Debate and breakout mechanics (you are solo)
- Two rooms only, camp A and camp B, pre-assigned in Zoom before the session, half the cohort each. With only two rooms you can visit both during each prep window.
- The same people stay in the same rooms for both cases; the positions flip, not the people. Say this explicitly at 1:10, it confuses people otherwise.
- Each camp posts argument stickies in its own zone on the shared board (case 1 frame for activity 1, case 2 frame for activity 3). The instruction is written on every zone, so a camp that missed the spoken brief can still act, and you can watch both rooms' progress from the board without entering.
- Camp prep: set the room timer to 10 minutes and start it as soon as the rooms open; the framing slides run while people move to their rooms, not before. Broadcast at 5 minutes ("your opening should exist by now, build your best evidence from the case text") and at 8 minutes ("pick your opening speaker and your rebuttal speaker").

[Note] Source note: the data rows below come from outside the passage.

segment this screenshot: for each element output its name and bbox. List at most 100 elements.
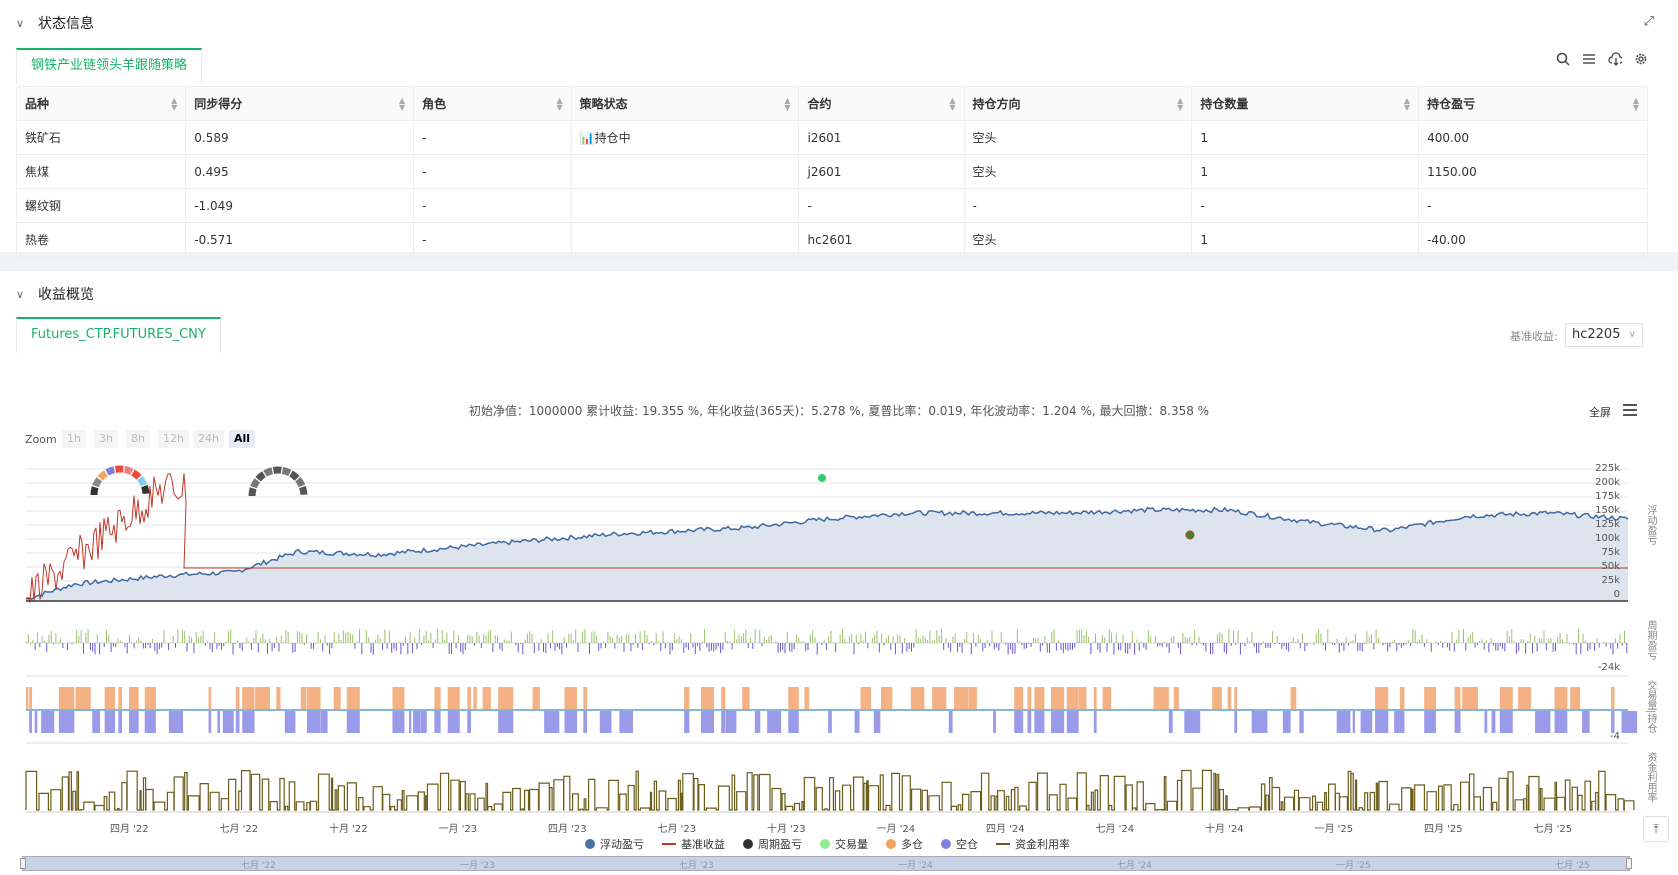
chevron-down-icon[interactable]: ∨ xyxy=(16,16,25,30)
legend-item[interactable]: 周期盈亏 xyxy=(743,836,802,852)
zoom-button[interactable]: 8h xyxy=(126,430,150,448)
search-icon[interactable] xyxy=(1556,52,1570,66)
gear-icon[interactable] xyxy=(1634,52,1648,66)
table-cell: - xyxy=(413,188,572,223)
column-header[interactable]: 持仓盈亏 ▲ ▼ xyxy=(1418,86,1648,121)
legend-item[interactable]: 浮动盈亏 xyxy=(585,836,644,852)
navigator-tick-label: 七月 '23 xyxy=(679,861,714,871)
navigator-handle-right[interactable] xyxy=(1626,858,1632,869)
column-header-label: 持仓方向 xyxy=(972,97,1021,111)
legend-marker xyxy=(662,843,676,845)
table-row[interactable]: 铁矿石 0.589- 📊持仓中 i2601 空头 1 400.00 xyxy=(15,120,1648,155)
table-row[interactable]: 螺纹钢 -1.049- - - - - xyxy=(15,188,1648,223)
table-cell xyxy=(570,188,800,223)
sort-icon[interactable]: ▲ ▼ xyxy=(784,96,791,112)
chevron-down-icon[interactable]: ∨ xyxy=(16,287,25,301)
sort-icon[interactable]: ▲ ▼ xyxy=(398,96,406,112)
navigator[interactable]: 七月 '22 一月 '23 七月 '23 一月 '24 七月 '24 一月 '25 七月 '… xyxy=(20,856,1632,871)
fullscreen-button[interactable]: 全屏 xyxy=(1589,406,1611,419)
table-cell: 空头 xyxy=(963,222,1193,257)
status-header[interactable]: ∨ 状态信息 xyxy=(0,0,1678,46)
legend-label: 空仓 xyxy=(956,838,978,851)
x-tick-label: 十月 '23 xyxy=(767,824,806,835)
list-icon[interactable] xyxy=(1582,52,1596,66)
legend-item[interactable]: 资金利用率 xyxy=(996,836,1070,852)
sort-icon[interactable]: ▲ ▼ xyxy=(1632,96,1639,112)
column-header-label: 品种 xyxy=(25,97,50,111)
column-header[interactable]: 持仓方向 ▲ ▼ xyxy=(963,86,1193,121)
column-header[interactable]: 角色 ▲ ▼ xyxy=(413,86,572,121)
zoom-button[interactable]: 3h xyxy=(94,430,118,448)
table-cell: 螺纹钢 xyxy=(15,188,187,223)
legend-item[interactable]: 空仓 xyxy=(941,836,978,852)
navigator-handle-left[interactable] xyxy=(20,858,26,869)
column-header-label: 持仓数量 xyxy=(1200,97,1249,111)
table-cell: 热卷 xyxy=(15,222,187,257)
chevron-down-icon: ∨ xyxy=(1628,329,1636,340)
x-tick-label: 一月 '24 xyxy=(876,824,916,835)
x-tick-label: 一月 '25 xyxy=(1314,824,1354,835)
sort-icon[interactable]: ▲ ▼ xyxy=(1403,96,1411,112)
table-cell: -0.571 xyxy=(185,222,415,257)
table-cell: 铁矿石 xyxy=(15,120,187,155)
y-tick-label: 0 xyxy=(1613,589,1620,600)
y-tick-label: 175k xyxy=(1595,491,1620,502)
legend-label: 基准收益 xyxy=(681,838,725,851)
legend-marker xyxy=(820,839,830,849)
x-tick-label: 十月 '24 xyxy=(1205,824,1244,835)
x-tick-label: 一月 '23 xyxy=(438,824,478,835)
table-cell: - xyxy=(413,222,572,257)
table-cell: - xyxy=(413,120,572,155)
legend-label: 周期盈亏 xyxy=(758,838,802,851)
menu-icon[interactable] xyxy=(1622,402,1638,421)
zoom-button[interactable]: 24h xyxy=(193,430,224,448)
legend-item[interactable]: 多仓 xyxy=(886,836,923,852)
column-header[interactable]: 合约 ▲ ▼ xyxy=(798,86,965,121)
sort-icon[interactable]: ▲ ▼ xyxy=(949,96,956,112)
y-tick-label: 200k xyxy=(1595,477,1620,488)
column-header[interactable]: 同步得分 ▲ ▼ xyxy=(185,86,415,121)
table-cell xyxy=(570,154,800,189)
column-header[interactable]: 持仓数量 ▲ ▼ xyxy=(1191,86,1420,121)
table-row[interactable]: 热卷 -0.571- hc2601 空头 1 -40.00 xyxy=(15,222,1648,257)
benchmark-value: hc2205 xyxy=(1572,327,1621,342)
table-cell: - xyxy=(413,154,572,189)
column-header-label: 同步得分 xyxy=(194,97,243,111)
pane-label: 浮动盈亏 xyxy=(1645,505,1656,545)
overview-header[interactable]: ∨ 收益概览 xyxy=(0,271,1678,317)
x-tick-label: 四月 '25 xyxy=(1424,824,1463,835)
sort-icon[interactable]: ▲ ▼ xyxy=(171,96,178,112)
table-cell xyxy=(570,222,800,257)
tab-strategy[interactable]: 钢铁产业链领头羊跟随策略 xyxy=(16,48,203,84)
y-tick-label: 150k xyxy=(1595,505,1620,516)
sort-icon[interactable]: ▲ ▼ xyxy=(1177,96,1184,112)
table-cell: - xyxy=(1191,188,1420,223)
cloud-download-icon[interactable] xyxy=(1608,52,1622,66)
zoom-button[interactable]: All xyxy=(229,430,256,448)
column-header[interactable]: 品种 ▲ ▼ xyxy=(15,86,187,121)
zoom-button[interactable]: 1h xyxy=(62,430,86,448)
y-tick-label: 125k xyxy=(1595,519,1620,530)
table-cell: 1 xyxy=(1191,120,1420,155)
table-row[interactable]: 焦煤 0.495- j2601 空头 1 1150.00 xyxy=(15,154,1648,189)
column-header-label: 策略状态 xyxy=(579,97,628,111)
table-toolbar xyxy=(1556,52,1648,66)
benchmark-label: 基准收益: xyxy=(1510,330,1558,343)
table-cell: 空头 xyxy=(963,154,1193,189)
navigator-tick-label: 一月 '24 xyxy=(898,861,933,871)
legend-item[interactable]: 交易量 xyxy=(820,836,868,852)
x-tick-label: 十月 '22 xyxy=(329,824,368,835)
table-cell: hc2601 xyxy=(798,222,965,257)
sort-icon[interactable]: ▲ ▼ xyxy=(556,96,563,112)
tab-account[interactable]: Futures_CTP.FUTURES_CNY xyxy=(16,317,221,353)
status-title: 状态信息 xyxy=(38,16,94,32)
navigator-tick-label: 七月 '24 xyxy=(1117,861,1152,871)
legend-item[interactable]: 基准收益 xyxy=(662,836,725,852)
zoom-button[interactable]: 12h xyxy=(158,430,189,448)
navigator-tick-label: 七月 '25 xyxy=(1555,861,1590,871)
benchmark-select[interactable]: hc2205 ∨ xyxy=(1565,323,1643,347)
legend-marker xyxy=(996,843,1010,845)
column-header[interactable]: 策略状态 ▲ ▼ xyxy=(570,86,800,121)
expand-icon[interactable]: ⤢ xyxy=(1643,14,1654,29)
scroll-top-button[interactable]: ⤒ xyxy=(1643,816,1669,842)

- The debates run in the main room, moderated by you, with a strict visible timer: 2-minute openings, 90-second rebuttals, cross-examination for what remains. Cut speakers who run over; the timer is part of the exercise.
- The individual decisions (activities 2 and 4) happen in the main room, everyone muted, 5 minutes, silent. No breakout needed. One sticky per person on the decision zone plus worksheet 1.

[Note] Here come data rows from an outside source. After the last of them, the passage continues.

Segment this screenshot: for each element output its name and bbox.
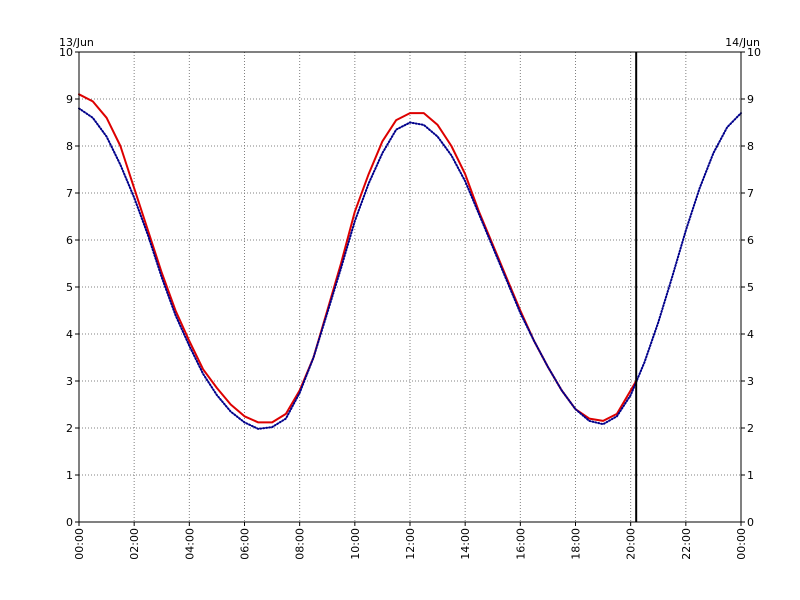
x-tick-label: 08:00 [294, 528, 307, 560]
y-tick-label-left: 7 [66, 187, 73, 200]
series-layer [78, 93, 742, 430]
x-tick-label: 10:00 [349, 528, 362, 560]
series-line-2 [78, 107, 742, 430]
date-label-left: 13/Jun [59, 36, 94, 49]
grid-lines [79, 52, 741, 522]
y-tick-label-right: 3 [747, 375, 754, 388]
x-axis: 00:00 02:00 04:00 06:00 08:00 10:00 12:00 14:00… [73, 522, 748, 560]
y-tick-label-right: 6 [747, 234, 754, 247]
x-tick-label: 02:00 [128, 528, 141, 560]
x-tick-label: 14:00 [459, 528, 472, 560]
y-tick-label-left: 4 [66, 328, 73, 341]
x-tick-label: 20:00 [625, 528, 638, 560]
x-tick-label: 18:00 [570, 528, 583, 560]
x-tick-label: 12:00 [404, 528, 417, 560]
y-tick-label-right: 0 [747, 516, 754, 529]
x-tick-label: 04:00 [183, 528, 196, 560]
y-tick-label-left: 5 [66, 281, 73, 294]
y-tick-label-left: 10 [59, 46, 73, 59]
y-tick-label-left: 6 [66, 234, 73, 247]
date-label-right: 14/Jun [725, 36, 760, 49]
y-tick-label-left: 9 [66, 93, 73, 106]
y-tick-label-left: 0 [66, 516, 73, 529]
y-tick-label-left: 1 [66, 469, 73, 482]
y-tick-label-right: 5 [747, 281, 754, 294]
y-tick-label-right: 9 [747, 93, 754, 106]
x-tick-label: 16:00 [514, 528, 527, 560]
x-tick-label: 06:00 [239, 528, 252, 560]
y-axis-right: 0 1 2 3 4 5 6 7 8 9 10 [741, 46, 761, 529]
series-line-1 [78, 93, 638, 424]
y-tick-label-right: 8 [747, 140, 754, 153]
y-tick-label-left: 3 [66, 375, 73, 388]
x-tick-label: 00:00 [73, 528, 86, 560]
y-tick-label-right: 2 [747, 422, 754, 435]
x-tick-label: 00:00 [735, 528, 748, 560]
y-axis-left: 0 1 2 3 4 5 6 7 8 9 10 [59, 46, 79, 529]
y-tick-label-right: 10 [747, 46, 761, 59]
y-tick-label-right: 1 [747, 469, 754, 482]
y-tick-label-right: 4 [747, 328, 754, 341]
x-tick-label: 22:00 [680, 528, 693, 560]
y-tick-label-left: 2 [66, 422, 73, 435]
y-tick-label-right: 7 [747, 187, 754, 200]
y-tick-label-left: 8 [66, 140, 73, 153]
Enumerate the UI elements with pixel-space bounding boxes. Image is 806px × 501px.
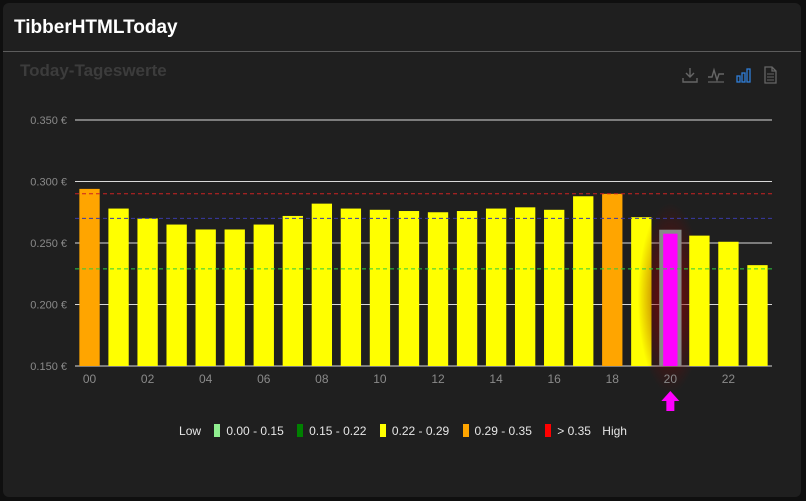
- x-tick-label: 20: [664, 372, 678, 386]
- bar: [253, 224, 274, 366]
- x-tick-label: 14: [489, 372, 503, 386]
- x-tick-label: 10: [373, 372, 387, 386]
- x-tick-label: 16: [548, 372, 562, 386]
- legend: Low 0.00 - 0.15 0.15 - 0.22 0.22 - 0.29 …: [0, 423, 806, 438]
- bar-chart-icon[interactable]: [735, 66, 753, 84]
- legend-swatch-4: [545, 424, 552, 438]
- bar: [282, 215, 303, 366]
- bar: [718, 241, 739, 366]
- legend-label-0: 0.00 - 0.15: [226, 423, 284, 438]
- x-tick-label: 06: [257, 372, 271, 386]
- y-tick-label: 0.350 €: [30, 115, 67, 127]
- legend-label-3: 0.29 - 0.35: [474, 423, 532, 438]
- x-tick-label: 00: [83, 372, 97, 386]
- card-header: TibberHTMLToday: [3, 3, 801, 52]
- bar: [166, 224, 187, 366]
- legend-low-label: Low: [179, 423, 202, 438]
- download-icon[interactable]: [681, 66, 699, 84]
- legend-label-1: 0.15 - 0.22: [309, 423, 367, 438]
- legend-swatch-3: [462, 424, 469, 438]
- bar: [79, 188, 100, 366]
- bar: [340, 208, 362, 366]
- card-title: TibberHTMLToday: [14, 17, 178, 38]
- y-tick-label: 0.300 €: [30, 177, 67, 189]
- legend-label-2: 0.22 - 0.29: [391, 423, 450, 438]
- bar: [456, 211, 478, 366]
- y-tick-label: 0.200 €: [30, 300, 67, 312]
- bar: [514, 207, 536, 366]
- chart-title: Today-Tageswerte: [20, 61, 167, 80]
- bar: [544, 209, 565, 366]
- bar: [602, 193, 623, 366]
- legend-swatch-1: [297, 424, 304, 438]
- bar: [108, 208, 129, 366]
- bar: [427, 212, 449, 366]
- legend-swatch-0: [214, 424, 221, 438]
- x-tick-label: 22: [722, 372, 736, 386]
- legend-swatch-2: [379, 424, 386, 438]
- current-hour-arrow-icon: [661, 391, 680, 411]
- y-tick-label: 0.250 €: [30, 238, 67, 250]
- bar: [398, 211, 420, 366]
- legend-label-4: > 0.35: [557, 423, 591, 438]
- bar: [311, 203, 333, 366]
- x-tick-label: 18: [606, 372, 620, 386]
- y-tick-label: 0.150 €: [30, 361, 67, 373]
- bar: [369, 209, 391, 366]
- x-tick-label: 02: [141, 372, 155, 386]
- bar: [195, 229, 216, 366]
- bar: [689, 235, 710, 366]
- bar: [485, 208, 507, 366]
- bar: [224, 229, 245, 366]
- bar: [137, 218, 158, 366]
- x-tick-label: 12: [431, 372, 445, 386]
- legend-high-label: High: [602, 423, 627, 438]
- x-tick-label: 08: [315, 372, 329, 386]
- line-chart-icon[interactable]: [707, 66, 725, 84]
- document-icon[interactable]: [761, 66, 779, 84]
- x-tick-label: 04: [199, 372, 213, 386]
- bar: [747, 265, 768, 366]
- bar: [573, 196, 594, 366]
- bar: [663, 233, 678, 366]
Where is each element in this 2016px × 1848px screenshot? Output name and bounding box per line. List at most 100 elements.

- Send tangents to the parking-lot zone on the board (the gold zone under the case cards); the debates generate them. They get answered in the WhatsApp group this week, so actually follow up.
Debrief questions
- After activity 2: where did the room split, and on which law? Once the camps were removed, who still chose escalation and who chose coalition? Would your 3 lines survive the cross-examination you just watched?

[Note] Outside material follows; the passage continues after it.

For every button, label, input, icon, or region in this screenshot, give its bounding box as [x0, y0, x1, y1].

- After activity 4: did your method change, or only the case? What stayed constant in how you decided? Could you defend this move face to face with the EM in the case?
- During the teach-back discussion, hold the roles to their jobs one last time: the challenger must actually push back, the connector must name a specific earlier law, the summarizer gets the last 30 seconds.
Close
1:53 to 2:00, hard stop. Read the staircase from the slide, bottom step to top, and place the course on it: four weeks, four arcs, one staircase, and the commitment each person just made is their next step. Then assign the take-home, run the 30-day experiment (worksheets 2 and 3 are the templates): run the experiment on your real team, collect the evidence you committed to, and use the 1:1 mentorship session to pressure-test the plan during the run. No revision cycle and no presentation: the plan submitted Wednesday plus the commitment stated tonight is the contract. State the counts-as-done rule exactly: the day-30 reassessment plus a short written retro completed at the end of the run, due 30 days from your stated start date. Reflection without the artifact counts as not done. Announce the day-30 reassessment date, [date]: the same 24 items, the form comes to the group. Last reminder from the "Before you go" slide: book the 60-minute 1:1 through the Zcal link in the group if you have not, the window closes at day 30. Then the forward line, and it is the last line of the course: your experiment starts on the date you just said out loud. What will your evidence show at day 30?